The positive side of those choices is obvious. The negative side is that they placed HeyGen directly in the most sensitive controversy zone of generative video. The central controversy is not a classic financial scandal but the knot of deepfakes, consent, likeness rights, downstream misuse, and platform responsibility. The Financial Times reported that one of influencer Olga Loiek’s deepfakes was created using HeyGen tools, and that HeyGen technology is also accessed through other products via software plug-ins, making it hard to police every downstream use. The Washington Post separately documented cases in which ordinary women’s faces were stolen and turned into AI ads. The core criticism here is not simply whether HeyGen has rules. It is whether rules can actually be enforced at the far edge of the ecosystem once generation capability spreads through integrations and intermediaries.

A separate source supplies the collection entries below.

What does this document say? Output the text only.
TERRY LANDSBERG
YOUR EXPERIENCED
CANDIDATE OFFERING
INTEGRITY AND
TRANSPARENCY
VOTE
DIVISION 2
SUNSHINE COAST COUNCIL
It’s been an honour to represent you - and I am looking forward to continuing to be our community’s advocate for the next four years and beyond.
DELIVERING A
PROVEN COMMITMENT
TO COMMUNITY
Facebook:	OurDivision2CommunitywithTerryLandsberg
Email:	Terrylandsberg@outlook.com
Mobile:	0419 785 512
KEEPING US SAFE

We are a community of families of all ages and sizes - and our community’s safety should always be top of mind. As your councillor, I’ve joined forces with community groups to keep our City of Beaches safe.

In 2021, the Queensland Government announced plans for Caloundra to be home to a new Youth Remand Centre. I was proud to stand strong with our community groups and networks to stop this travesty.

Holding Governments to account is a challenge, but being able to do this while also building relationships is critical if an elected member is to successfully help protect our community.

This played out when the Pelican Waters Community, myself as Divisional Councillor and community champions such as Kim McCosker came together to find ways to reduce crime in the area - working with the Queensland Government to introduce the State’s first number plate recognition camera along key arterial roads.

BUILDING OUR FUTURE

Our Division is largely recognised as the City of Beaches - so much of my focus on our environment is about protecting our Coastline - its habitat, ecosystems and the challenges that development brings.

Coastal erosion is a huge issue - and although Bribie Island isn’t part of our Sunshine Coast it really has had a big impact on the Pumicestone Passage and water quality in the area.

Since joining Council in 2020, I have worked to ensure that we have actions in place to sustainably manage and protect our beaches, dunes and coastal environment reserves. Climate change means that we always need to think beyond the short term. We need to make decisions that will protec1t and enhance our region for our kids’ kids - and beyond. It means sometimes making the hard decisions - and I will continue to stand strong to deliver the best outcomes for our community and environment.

To be clear, HeyGen has not taken a laissez-faire posture in public materials. Its official moderation policy explicitly requires explicit consent for custom avatars, prohibits creating avatars of real people without consent, gives represented individuals takedown rights, and forbids minors, public figures without consent, and infringing or harmful imagery. Its security and trust pages highlight SOC 2 Type II, GDPR, CCPA, DPF, and EU AI Act compliance language, and say enterprise data is excluded from model training by default. Joshua also said in 2024 that the company uses live video consent, dynamic verbal passcodes, and human review as part of verification. The unresolved issue, however, is not whether safeguards exist. It is whether safeguards are sufficient against the broader externality of generative video misuse. So the main debate around HeyGen is not “no safety,” but the structural tension between increasingly powerful avatar generation and the limits of platform-side control.

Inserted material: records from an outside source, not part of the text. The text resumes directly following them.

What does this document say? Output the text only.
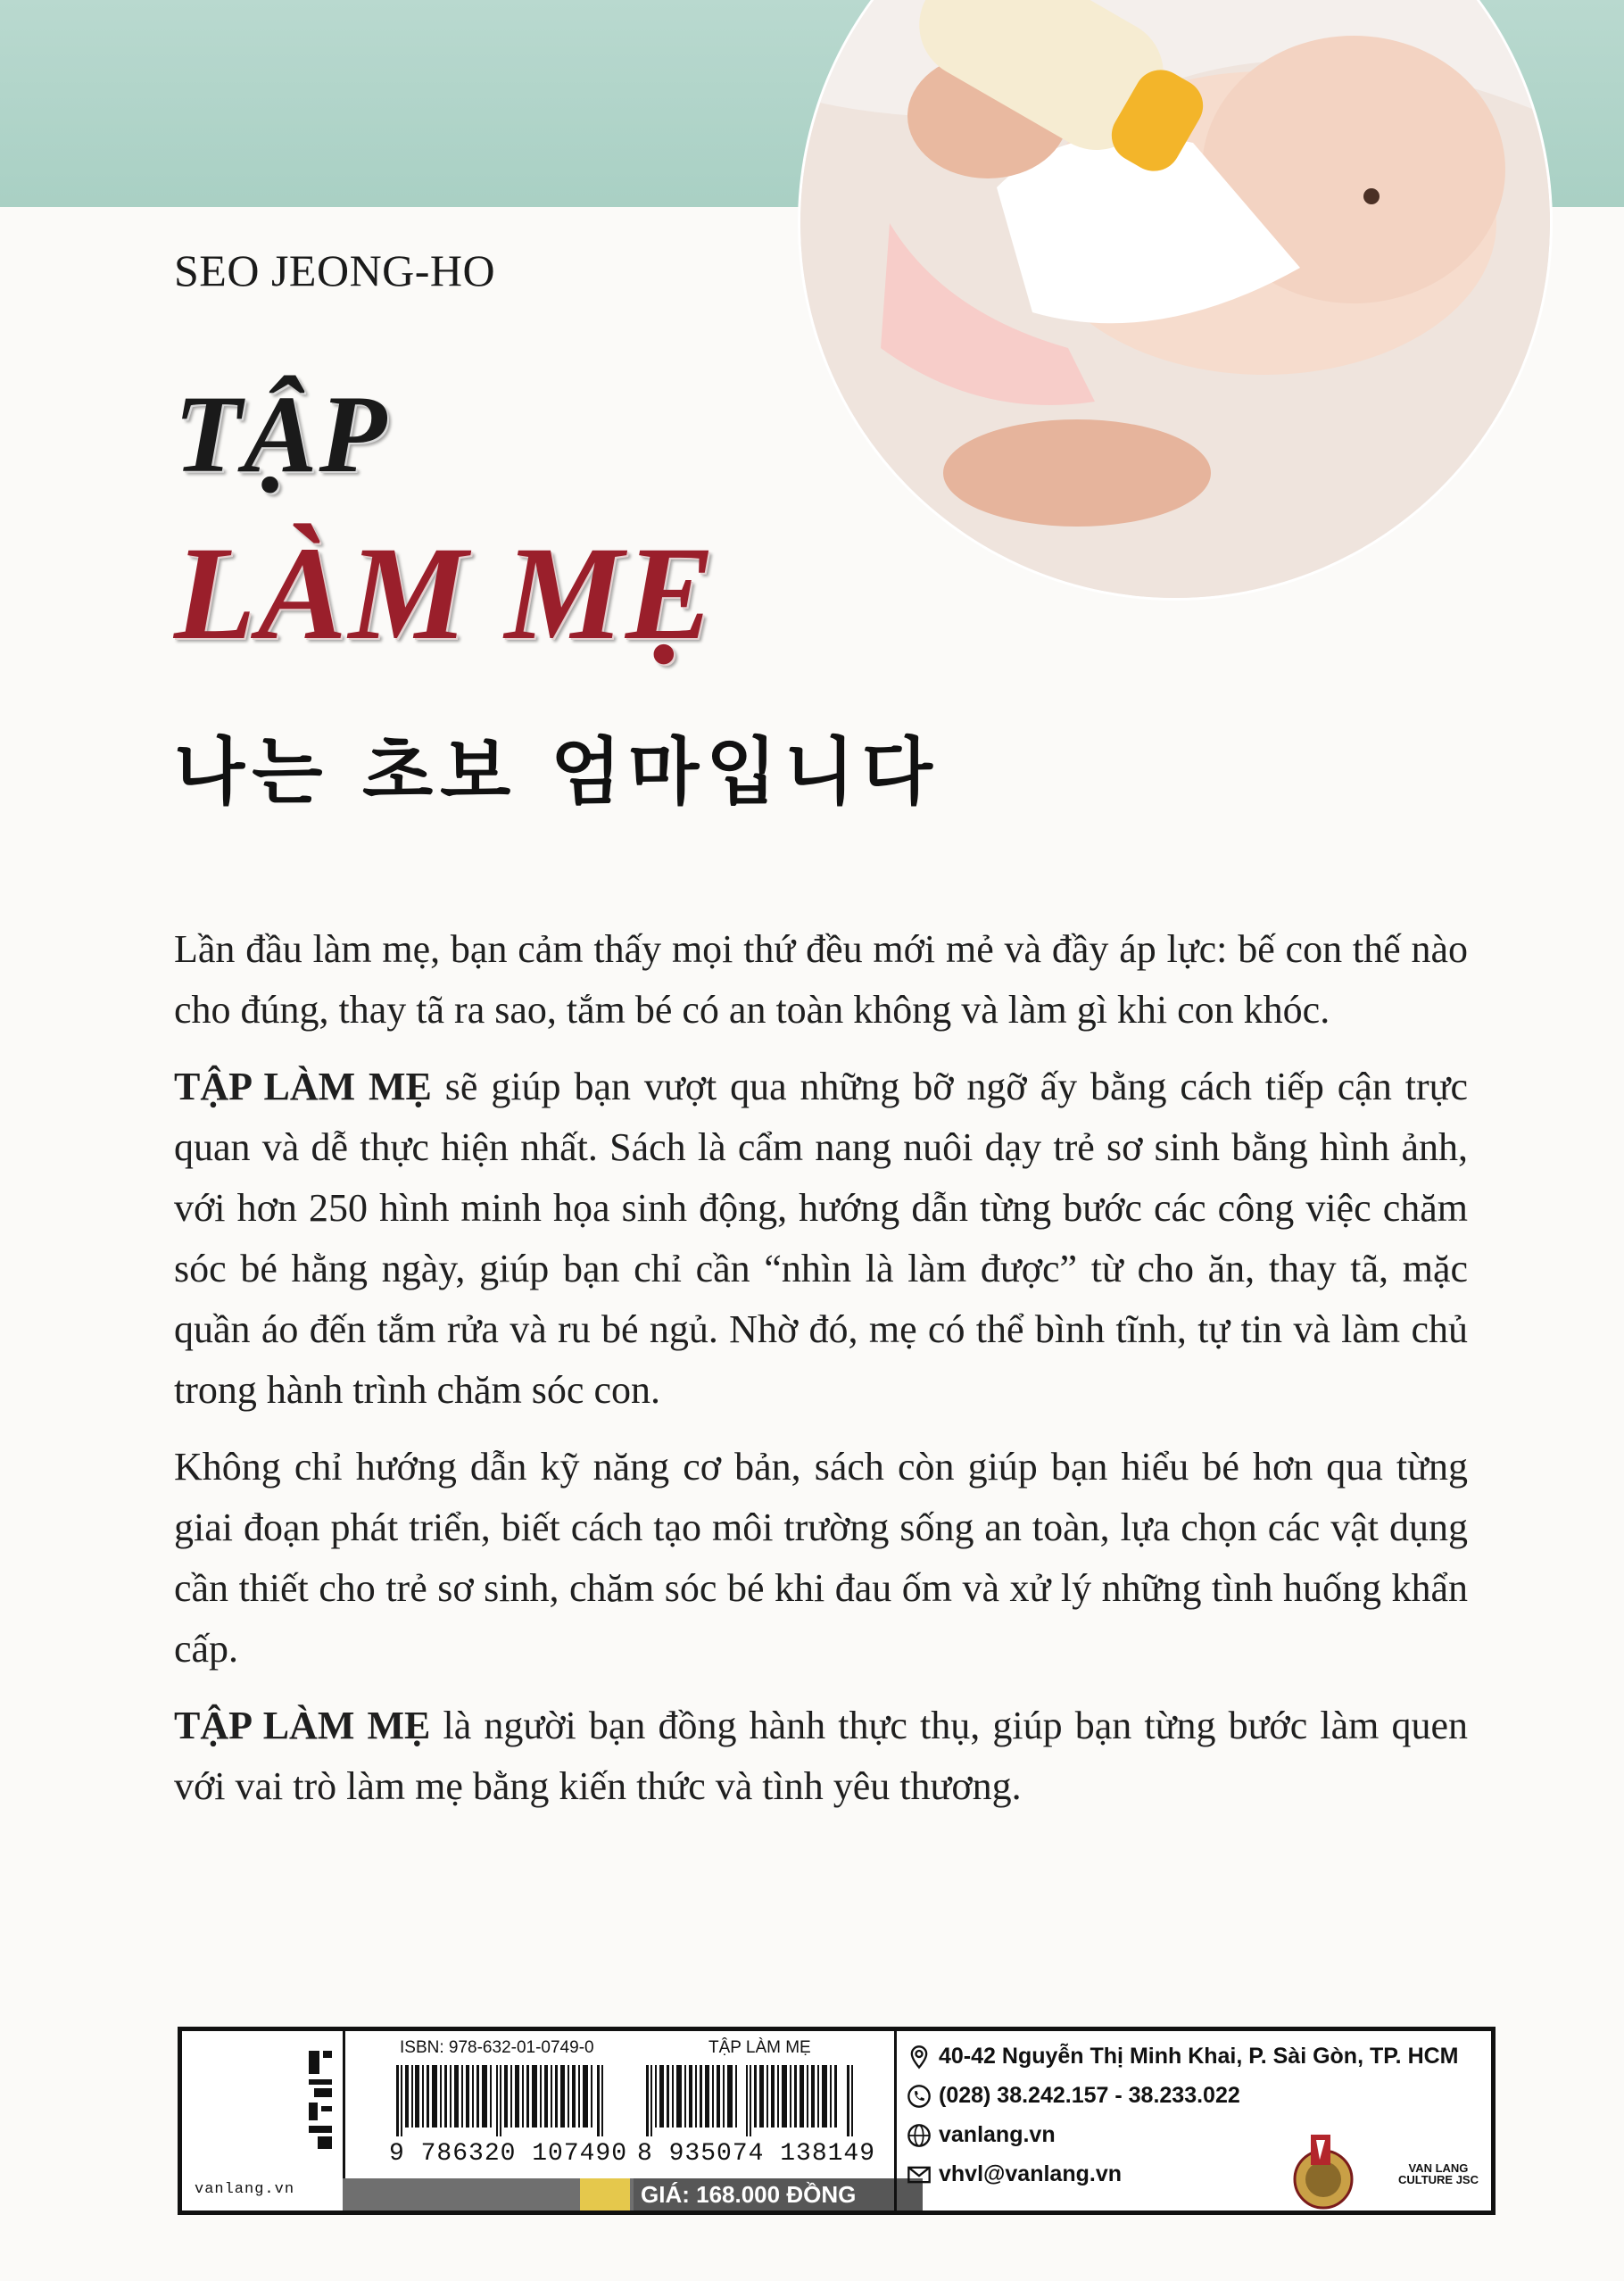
SEO JEONG-HO
TẬP
LÀM MẸ
나는 초보 엄마입니다

Lần đầu làm mẹ, bạn cảm thấy mọi thứ đều mới mẻ và đầy áp lực: bế con thế nào cho đúng, thay tã ra sao, tắm bé có an toàn không và làm gì khi con khóc.

TẬP LÀM MẸ sẽ giúp bạn vượt qua những bỡ ngỡ ấy bằng cách tiếp cận trực quan và dễ thực hiện nhất. Sách là cẩm nang nuôi dạy trẻ sơ sinh bằng hình ảnh, với hơn 250 hình minh họa sinh động, hướng dẫn từng bước các công việc chăm sóc bé hằng ngày, giúp bạn chỉ cần “nhìn là làm được” từ cho ăn, thay tã, mặc quần áo đến tắm rửa và ru bé ngủ. Nhờ đó, mẹ có thể bình tĩnh, tự tin và làm chủ trong hành trình chăm sóc con.

Không chỉ hướng dẫn kỹ năng cơ bản, sách còn giúp bạn hiểu bé hơn qua từng giai đoạn phát triển, biết cách tạo môi trường sống an toàn, lựa chọn các vật dụng cần thiết cho trẻ sơ sinh, chăm sóc bé khi đau ốm và xử lý những tình huống khẩn cấp.

TẬP LÀM MẸ là người bạn đồng hành thực thụ, giúp bạn từng bước làm quen với vai trò làm mẹ bằng kiến thức và tình yêu thương.

vanlang.vn
ISBN: 978-632-01-0749-0
9 786320 107490
TẬP LÀM MẸ
8 935074 138149
GIÁ: 168.000 ĐỒNG
40-42 Nguyễn Thị Minh Khai, P. Sài Gòn, TP. HCM
(028) 38.242.157 - 38.233.022
vanlang.vn
vhvl@vanlang.vn	VAN LANG
CULTURE JSC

A second, softer but real controversy cluster concerns pricing and plan communication. HeyGen’s help center says the old “Unlimited” plans were deprecated after May 15, 2026. At the same time, HeyGen’s own community forum shows some users raising strong complaints about unlimited-plan interpretation, translation limits, refunds, and plan changes. These materials should not be treated as court-verified findings or universal facts, but they do show that as HeyGen moved from early hypergrowth into more mature product operations, it began hitting a classic SaaS problem set: pricing redesign, entitlement reduction, and expectation management. That is not the same as a major scandal, but it can absolutely affect reputation and retention.

As of 2026, HeyGen’s real-world footprint is already quite concrete. Its official About page lists offices in Los Angeles, San Francisco, Palo Alto, and Toronto. Public company materials and LinkedIn together point to 100,000+ companies, 31M signups, 85% Fortune 100 penetration, and a two-track self-serve plus enterprise business. HeyGen’s official Fast Company announcement says users generated 101 million minutes of video in 2025, which was 4x the volume of all of 2024. A November 2025 Forbes snippet says recurring revenue had reached $100M. So HeyGen is no longer accurately described as “just a deepfake site.” It is better understood as an AI video infrastructure company that is combining avatars, localization, real-time presence, and enterprise workflow tooling into a new communications layer. Its true position in the world can be summarized this way: one of the strongest first-tier application-layer companies in generative video; unusually strong in growth, product density, and branding; but its long-term ceiling will depend heavily on two things—enterprise trust and the ongoing governance of deepfake externalities.